In March of 2000, California voters adopted an initiative that added to the California Family Code: "Only marriage between a man and a woman is valid or recognized in California."
San Francisco officials responded in 2004 by issuing some 4,000 marriage licenses to gay couples, a decision that was subsequently challenged in court. Two trials later, a decision by a California appeals court upheld laws limiting marriage to heterosexual couples.
San Francisco submitted the case for review to the California Supreme Court on Nov. 14, and asked for help from other cities around the state, including Santa Cruz, Berkeley, and West Hollywood.
The Santa Cruz City Council’s decision to throw their support behind San Francisco’s appeal was acclaimed by those who attended the meeting.
"Thank you on behalf of the 10,000 gays and lesbians in Santa Cruz County who don’t have the right to be married," said Amy Wirth, Executive Director of the Diversity Center, during the meeting’s public comment period.
Merrie Schaller, Co-Chair of the Gay Lesbian Bisexual Transgender (GLBT) Alliance of Santa Cruz County, was equally pleased with the council’s decision.
"This is a really good place to live," Schaller told CHP. "On a day when several states are actually voting to write inequality into their constitutions, Santa Cruz is standing up for its queer residents."
But the Council’s decision was not warmly received everywhere.
Brad Dacus is the president of the Pacific Justice Institute, a Sacramento-based non-profit organization specializing in the legal defense of religious freedom and parental rights.
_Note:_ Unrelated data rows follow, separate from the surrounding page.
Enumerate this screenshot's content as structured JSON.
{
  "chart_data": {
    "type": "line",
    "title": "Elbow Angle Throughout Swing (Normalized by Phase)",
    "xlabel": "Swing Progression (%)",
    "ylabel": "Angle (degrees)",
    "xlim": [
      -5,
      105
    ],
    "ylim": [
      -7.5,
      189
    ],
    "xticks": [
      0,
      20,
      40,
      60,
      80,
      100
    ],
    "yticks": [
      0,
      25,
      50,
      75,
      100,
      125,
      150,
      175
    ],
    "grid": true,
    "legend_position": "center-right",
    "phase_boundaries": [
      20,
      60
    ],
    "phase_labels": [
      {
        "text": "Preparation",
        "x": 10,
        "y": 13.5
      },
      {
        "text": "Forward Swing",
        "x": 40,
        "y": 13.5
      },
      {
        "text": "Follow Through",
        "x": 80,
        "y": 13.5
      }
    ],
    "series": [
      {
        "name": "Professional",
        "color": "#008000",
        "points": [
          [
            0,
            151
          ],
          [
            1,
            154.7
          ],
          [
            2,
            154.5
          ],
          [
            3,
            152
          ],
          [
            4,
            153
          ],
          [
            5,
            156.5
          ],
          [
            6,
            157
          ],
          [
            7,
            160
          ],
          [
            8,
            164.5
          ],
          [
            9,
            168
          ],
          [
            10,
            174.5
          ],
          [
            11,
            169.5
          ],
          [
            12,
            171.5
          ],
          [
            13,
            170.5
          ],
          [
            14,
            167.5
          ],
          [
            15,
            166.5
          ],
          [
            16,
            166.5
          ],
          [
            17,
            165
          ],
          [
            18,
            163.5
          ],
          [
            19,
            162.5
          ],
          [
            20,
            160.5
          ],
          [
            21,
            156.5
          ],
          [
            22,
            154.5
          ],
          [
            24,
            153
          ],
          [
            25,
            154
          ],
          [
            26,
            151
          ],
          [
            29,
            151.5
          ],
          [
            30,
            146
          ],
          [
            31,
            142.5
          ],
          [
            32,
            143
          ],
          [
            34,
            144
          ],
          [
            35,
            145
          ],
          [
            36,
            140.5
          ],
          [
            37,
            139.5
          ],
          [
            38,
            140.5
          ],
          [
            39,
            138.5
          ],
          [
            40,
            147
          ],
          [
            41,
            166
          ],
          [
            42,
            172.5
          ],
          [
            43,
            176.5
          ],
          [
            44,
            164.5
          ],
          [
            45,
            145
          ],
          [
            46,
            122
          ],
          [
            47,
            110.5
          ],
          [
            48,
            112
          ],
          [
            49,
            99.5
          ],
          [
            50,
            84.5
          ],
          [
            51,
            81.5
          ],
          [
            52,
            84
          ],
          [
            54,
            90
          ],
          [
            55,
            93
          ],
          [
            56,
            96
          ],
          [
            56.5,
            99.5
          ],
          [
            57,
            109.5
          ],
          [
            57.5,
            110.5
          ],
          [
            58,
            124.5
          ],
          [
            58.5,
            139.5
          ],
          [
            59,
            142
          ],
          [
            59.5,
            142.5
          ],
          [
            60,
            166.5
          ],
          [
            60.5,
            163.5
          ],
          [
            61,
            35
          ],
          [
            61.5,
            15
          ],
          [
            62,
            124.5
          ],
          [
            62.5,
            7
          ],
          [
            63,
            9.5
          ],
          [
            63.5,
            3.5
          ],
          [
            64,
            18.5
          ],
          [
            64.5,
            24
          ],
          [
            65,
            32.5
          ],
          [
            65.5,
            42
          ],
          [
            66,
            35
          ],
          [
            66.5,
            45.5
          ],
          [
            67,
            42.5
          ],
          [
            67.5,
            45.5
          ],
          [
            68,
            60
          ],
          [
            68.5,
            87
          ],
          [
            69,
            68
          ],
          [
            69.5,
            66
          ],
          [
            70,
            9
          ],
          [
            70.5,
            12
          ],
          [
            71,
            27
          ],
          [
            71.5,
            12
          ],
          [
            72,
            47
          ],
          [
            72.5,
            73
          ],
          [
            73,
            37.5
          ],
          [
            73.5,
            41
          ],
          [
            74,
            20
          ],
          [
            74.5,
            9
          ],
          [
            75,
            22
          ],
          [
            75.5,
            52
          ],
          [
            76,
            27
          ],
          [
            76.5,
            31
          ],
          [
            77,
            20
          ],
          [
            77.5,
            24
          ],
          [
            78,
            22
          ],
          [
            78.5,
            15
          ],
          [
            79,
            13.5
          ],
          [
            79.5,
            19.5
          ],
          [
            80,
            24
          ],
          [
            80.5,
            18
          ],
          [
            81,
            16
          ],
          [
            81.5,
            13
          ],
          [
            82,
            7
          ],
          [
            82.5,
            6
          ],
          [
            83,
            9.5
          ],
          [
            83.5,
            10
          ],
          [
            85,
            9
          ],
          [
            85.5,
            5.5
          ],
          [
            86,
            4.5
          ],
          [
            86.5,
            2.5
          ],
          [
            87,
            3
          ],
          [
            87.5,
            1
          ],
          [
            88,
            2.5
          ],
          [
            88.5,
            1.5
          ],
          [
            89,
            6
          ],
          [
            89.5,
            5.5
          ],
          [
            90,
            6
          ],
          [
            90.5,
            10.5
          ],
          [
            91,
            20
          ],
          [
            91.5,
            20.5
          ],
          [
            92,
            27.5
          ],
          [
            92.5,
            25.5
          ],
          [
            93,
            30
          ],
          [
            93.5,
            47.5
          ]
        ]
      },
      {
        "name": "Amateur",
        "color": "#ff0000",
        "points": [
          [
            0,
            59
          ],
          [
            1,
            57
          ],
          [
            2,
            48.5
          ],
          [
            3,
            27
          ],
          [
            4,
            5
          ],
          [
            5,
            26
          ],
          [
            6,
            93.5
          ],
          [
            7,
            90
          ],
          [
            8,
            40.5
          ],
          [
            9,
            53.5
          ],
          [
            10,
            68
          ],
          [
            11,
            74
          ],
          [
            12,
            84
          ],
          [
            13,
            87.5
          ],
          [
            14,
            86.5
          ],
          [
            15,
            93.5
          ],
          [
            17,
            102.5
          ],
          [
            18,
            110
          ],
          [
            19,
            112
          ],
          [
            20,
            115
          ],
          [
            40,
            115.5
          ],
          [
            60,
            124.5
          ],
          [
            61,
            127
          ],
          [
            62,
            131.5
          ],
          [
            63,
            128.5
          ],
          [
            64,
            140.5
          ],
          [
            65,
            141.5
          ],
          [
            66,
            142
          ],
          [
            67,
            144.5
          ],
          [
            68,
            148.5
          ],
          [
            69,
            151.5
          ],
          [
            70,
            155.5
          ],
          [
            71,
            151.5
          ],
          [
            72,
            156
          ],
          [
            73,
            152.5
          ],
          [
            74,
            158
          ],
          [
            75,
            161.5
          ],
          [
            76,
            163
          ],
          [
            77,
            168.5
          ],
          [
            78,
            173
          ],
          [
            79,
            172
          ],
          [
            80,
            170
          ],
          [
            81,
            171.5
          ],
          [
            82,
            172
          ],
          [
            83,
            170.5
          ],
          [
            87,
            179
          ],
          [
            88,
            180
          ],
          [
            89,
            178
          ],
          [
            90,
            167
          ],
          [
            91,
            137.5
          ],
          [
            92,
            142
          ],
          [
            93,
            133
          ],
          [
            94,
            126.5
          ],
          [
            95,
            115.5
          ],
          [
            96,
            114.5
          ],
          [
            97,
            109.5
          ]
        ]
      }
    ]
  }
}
Dacus believes that the Santa Cruz City Council’s vote is just the latest of many attempts by Santa Cruz area school districts and governments to "push homosexuality."
"There is a lot of diversity among the people of Santa Cruz that is being ignored by the liberal majority," Dacus said. "True tolerance goes both ways."
"The will of the people must be protected and the selective hypocrisy of those trying to redefine marriage will not prevail," he added.
For City Councilmember Tim Fitzmaurice, the decision to vote yes on supporting same-sex marriage was both personal and ideological.
"My uncle lived with a man for 40 years," Fitzmaurice said. "Other than my marriage, that’s the only lasting relationship in my family that I know of. They could never get married. I find that appalling."
After the meeting, GLBT Alliance Co-Chair Schaller described herself as cautiously optimistic regarding the future of same-sex marriage in California.
"The whole dynamic has changed," Schaller said. "Five years ago, the very idea of gay marriage caused conniptions. We’re moving ahead but I hope we don’t get road-blocked by civil unions, as some people are trying to do. Separate but equal has never worked."